(The Banffshire Journal. July 31, 1866)
The event of the the week is probably the completion of the Atlantic telegraph. Remembering the jubilation and the subsequent disappointment of 1858, exultation would be misplaced. There is no doubt however, that the wire has been safely laid, and that many messages between Newfoundland and the Irish coast have already been exchanged.
It is matter for gratulation that the two termini of the great undertaking both rest on British ground. The whole design and execution are due to British skill and enterprise, and mainly British capital. The fact, however, that the western extremity of the wire finds its lodgement in a British colony, is of great consequence in the view of possible unpleasant relations springing up—as we must occasionally expect them to spring up—between this country and the United States. In such an event, how awkward for our Government to send a message per Atlantic wire, which they must fear would be open to the inspection of the very Government against which it might be directed.
Though executed by British subjects and by British ships, and located in a sense in British soil, the human race will reap the benefit of the undertaking. The wire, indeed, in this sense, belongs not to us, but to the world. The Atlantic Ocean is the great barrier separating most widely the great continents of the globe. Twenty days was the shortest period within which a Liverpool merchant might hope to obtain a reply from a correspondent in New York. Now all will be changed. At present, even while the communication between Newfoundland and the United States telegraphic system is yet imperfect, the delivery is only a matter of a few hours. By next week, it will probably only be as many minutes.

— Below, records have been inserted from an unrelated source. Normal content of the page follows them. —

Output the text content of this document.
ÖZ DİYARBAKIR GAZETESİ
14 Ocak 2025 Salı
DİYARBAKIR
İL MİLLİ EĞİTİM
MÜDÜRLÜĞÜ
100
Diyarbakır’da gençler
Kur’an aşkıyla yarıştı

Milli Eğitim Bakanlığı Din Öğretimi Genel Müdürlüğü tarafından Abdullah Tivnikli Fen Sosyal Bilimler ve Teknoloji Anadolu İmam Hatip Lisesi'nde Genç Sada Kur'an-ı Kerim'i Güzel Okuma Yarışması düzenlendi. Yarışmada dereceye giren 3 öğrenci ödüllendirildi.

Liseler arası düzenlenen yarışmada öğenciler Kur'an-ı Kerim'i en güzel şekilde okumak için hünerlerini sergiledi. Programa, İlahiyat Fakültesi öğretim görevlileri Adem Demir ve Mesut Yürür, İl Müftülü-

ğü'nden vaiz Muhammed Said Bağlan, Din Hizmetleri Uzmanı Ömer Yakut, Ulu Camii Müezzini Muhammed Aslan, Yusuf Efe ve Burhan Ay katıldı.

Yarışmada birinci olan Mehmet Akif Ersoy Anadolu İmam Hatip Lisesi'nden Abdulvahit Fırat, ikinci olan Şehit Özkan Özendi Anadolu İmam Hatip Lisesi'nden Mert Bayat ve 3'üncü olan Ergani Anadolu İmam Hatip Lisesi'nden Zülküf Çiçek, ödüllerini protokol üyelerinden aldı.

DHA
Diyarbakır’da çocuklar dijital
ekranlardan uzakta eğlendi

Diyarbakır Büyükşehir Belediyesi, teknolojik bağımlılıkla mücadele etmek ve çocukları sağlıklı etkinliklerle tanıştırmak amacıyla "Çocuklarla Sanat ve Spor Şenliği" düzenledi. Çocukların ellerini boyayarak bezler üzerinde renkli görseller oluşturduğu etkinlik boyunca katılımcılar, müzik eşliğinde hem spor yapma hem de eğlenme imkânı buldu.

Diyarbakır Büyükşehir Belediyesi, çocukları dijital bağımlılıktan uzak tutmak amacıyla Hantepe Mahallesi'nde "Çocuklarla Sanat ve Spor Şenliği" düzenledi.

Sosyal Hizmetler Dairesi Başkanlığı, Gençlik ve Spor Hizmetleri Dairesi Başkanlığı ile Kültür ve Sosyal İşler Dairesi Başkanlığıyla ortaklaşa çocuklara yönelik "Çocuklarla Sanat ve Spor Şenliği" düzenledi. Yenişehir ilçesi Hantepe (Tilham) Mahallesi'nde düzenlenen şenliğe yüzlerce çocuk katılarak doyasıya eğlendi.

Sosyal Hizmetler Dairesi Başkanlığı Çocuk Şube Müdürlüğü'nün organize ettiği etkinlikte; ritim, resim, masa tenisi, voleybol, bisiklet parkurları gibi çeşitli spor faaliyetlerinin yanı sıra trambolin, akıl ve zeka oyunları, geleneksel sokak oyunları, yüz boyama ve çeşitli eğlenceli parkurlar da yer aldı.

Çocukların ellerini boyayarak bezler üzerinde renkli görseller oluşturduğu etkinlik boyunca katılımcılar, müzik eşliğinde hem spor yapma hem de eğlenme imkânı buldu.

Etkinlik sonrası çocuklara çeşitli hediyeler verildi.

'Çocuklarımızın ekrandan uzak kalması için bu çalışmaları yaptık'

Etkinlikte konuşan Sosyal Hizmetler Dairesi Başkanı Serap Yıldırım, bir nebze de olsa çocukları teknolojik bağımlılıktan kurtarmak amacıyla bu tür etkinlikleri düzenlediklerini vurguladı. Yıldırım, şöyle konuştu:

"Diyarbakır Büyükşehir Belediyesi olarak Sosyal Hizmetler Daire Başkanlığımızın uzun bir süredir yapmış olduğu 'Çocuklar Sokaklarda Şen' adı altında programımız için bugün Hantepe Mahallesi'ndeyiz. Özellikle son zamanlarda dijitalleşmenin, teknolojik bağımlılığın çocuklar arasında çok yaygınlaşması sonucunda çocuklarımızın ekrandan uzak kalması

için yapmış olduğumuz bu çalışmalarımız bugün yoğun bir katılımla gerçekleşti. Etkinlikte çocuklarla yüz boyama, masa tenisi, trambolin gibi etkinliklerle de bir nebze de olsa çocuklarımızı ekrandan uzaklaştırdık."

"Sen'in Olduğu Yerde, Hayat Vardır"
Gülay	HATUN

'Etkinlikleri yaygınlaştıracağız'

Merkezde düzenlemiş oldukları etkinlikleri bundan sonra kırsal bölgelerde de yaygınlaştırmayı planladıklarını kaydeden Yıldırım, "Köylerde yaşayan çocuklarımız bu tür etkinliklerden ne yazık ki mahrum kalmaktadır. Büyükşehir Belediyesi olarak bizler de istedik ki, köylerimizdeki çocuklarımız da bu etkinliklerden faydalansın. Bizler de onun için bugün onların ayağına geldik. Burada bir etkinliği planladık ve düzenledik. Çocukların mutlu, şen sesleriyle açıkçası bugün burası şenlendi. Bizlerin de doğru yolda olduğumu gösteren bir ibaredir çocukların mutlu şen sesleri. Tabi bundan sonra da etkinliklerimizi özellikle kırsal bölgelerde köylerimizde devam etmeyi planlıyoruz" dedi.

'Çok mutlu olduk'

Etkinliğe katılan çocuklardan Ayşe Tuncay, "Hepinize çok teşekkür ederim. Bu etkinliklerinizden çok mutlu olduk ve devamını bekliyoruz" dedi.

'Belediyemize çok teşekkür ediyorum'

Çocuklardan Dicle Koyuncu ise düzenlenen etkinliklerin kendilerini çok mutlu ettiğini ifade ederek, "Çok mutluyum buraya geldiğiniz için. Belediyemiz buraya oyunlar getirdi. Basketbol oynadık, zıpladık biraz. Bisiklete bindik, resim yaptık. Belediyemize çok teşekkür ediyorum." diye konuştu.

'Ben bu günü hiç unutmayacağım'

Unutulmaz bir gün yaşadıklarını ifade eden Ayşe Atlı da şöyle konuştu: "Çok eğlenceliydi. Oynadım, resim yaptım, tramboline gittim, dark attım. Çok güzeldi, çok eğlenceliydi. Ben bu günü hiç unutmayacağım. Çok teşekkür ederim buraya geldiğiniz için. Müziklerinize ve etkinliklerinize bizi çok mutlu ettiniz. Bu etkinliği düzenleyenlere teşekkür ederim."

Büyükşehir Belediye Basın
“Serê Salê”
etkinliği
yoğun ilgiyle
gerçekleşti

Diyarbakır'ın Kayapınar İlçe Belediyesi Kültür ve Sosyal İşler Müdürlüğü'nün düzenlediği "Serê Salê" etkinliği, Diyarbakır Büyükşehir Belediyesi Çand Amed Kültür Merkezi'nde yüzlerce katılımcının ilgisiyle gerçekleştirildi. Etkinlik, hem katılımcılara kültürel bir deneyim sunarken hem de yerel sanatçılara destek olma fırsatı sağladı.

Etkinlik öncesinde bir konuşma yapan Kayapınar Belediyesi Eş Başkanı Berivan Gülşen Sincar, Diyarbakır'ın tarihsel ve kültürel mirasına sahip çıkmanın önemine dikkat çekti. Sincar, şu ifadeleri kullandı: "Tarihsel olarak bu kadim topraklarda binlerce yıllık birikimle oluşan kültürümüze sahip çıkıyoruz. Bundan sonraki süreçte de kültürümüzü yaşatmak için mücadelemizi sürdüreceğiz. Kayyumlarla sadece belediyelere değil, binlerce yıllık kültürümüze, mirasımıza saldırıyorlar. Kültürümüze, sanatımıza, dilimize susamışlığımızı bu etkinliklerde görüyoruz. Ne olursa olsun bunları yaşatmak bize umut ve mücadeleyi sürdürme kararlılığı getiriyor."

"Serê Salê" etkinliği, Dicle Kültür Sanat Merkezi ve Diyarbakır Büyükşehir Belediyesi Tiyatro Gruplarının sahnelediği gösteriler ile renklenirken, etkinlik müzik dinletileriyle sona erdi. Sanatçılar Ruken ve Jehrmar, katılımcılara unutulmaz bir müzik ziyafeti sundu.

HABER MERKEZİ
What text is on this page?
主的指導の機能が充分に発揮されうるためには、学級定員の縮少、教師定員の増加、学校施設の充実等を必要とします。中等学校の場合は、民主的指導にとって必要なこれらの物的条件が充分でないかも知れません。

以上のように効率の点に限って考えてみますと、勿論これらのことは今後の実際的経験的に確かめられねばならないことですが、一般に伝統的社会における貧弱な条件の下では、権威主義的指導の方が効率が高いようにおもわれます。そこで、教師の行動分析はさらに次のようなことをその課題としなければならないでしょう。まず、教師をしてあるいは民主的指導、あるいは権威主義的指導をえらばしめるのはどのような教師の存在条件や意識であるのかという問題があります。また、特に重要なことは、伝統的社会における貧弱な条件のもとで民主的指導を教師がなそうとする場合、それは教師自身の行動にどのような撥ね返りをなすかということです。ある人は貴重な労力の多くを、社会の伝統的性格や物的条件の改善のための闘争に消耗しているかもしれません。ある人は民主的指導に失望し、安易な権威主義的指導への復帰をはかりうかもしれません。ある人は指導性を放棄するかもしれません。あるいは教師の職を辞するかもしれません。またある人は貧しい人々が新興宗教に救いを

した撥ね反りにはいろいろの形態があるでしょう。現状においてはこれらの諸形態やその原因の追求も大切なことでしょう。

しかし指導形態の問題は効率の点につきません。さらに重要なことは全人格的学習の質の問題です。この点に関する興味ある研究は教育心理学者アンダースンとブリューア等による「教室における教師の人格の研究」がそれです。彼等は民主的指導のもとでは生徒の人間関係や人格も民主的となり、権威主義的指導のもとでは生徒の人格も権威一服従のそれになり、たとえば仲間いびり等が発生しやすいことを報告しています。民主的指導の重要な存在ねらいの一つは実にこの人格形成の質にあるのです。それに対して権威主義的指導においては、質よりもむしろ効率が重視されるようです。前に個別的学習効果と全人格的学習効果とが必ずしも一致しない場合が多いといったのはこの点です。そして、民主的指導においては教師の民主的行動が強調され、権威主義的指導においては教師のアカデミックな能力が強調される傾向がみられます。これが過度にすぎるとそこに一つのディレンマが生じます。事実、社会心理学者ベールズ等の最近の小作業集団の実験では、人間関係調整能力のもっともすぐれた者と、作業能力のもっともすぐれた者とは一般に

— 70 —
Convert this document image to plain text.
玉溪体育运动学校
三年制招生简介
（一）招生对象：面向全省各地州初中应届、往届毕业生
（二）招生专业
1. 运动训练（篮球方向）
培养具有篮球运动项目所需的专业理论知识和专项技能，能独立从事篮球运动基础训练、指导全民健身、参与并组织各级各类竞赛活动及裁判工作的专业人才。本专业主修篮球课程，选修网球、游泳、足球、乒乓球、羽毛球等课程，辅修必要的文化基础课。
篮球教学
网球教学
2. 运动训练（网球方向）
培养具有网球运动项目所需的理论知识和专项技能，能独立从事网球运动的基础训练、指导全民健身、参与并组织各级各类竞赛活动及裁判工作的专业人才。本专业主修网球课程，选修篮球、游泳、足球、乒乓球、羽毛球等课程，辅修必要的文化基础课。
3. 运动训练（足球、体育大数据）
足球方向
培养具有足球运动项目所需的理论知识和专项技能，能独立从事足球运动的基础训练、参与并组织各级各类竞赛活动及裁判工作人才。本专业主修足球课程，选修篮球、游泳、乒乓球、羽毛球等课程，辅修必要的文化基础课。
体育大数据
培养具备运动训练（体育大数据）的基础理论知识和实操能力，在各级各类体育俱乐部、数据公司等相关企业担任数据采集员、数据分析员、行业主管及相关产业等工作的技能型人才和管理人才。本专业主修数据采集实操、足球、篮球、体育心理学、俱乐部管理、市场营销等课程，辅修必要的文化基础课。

The benefit is of course not confined to messages from these isles to America. The whole Continent of Europe is now pervaded by the telegraphic wires ; and by and by it will be extended throughout the whole civilised portions of Asia, and thence to the islands of Australasia. There is no obstacle anywhere so great as has just been overcome in laying of the Atlantic cable. The line just completed, to be followed by other wires over the same ground, will thus in fact bind the populations of the earth more closely together ; and it may in a sense be said that it is the “one touch of Art that makes the whole world kin”.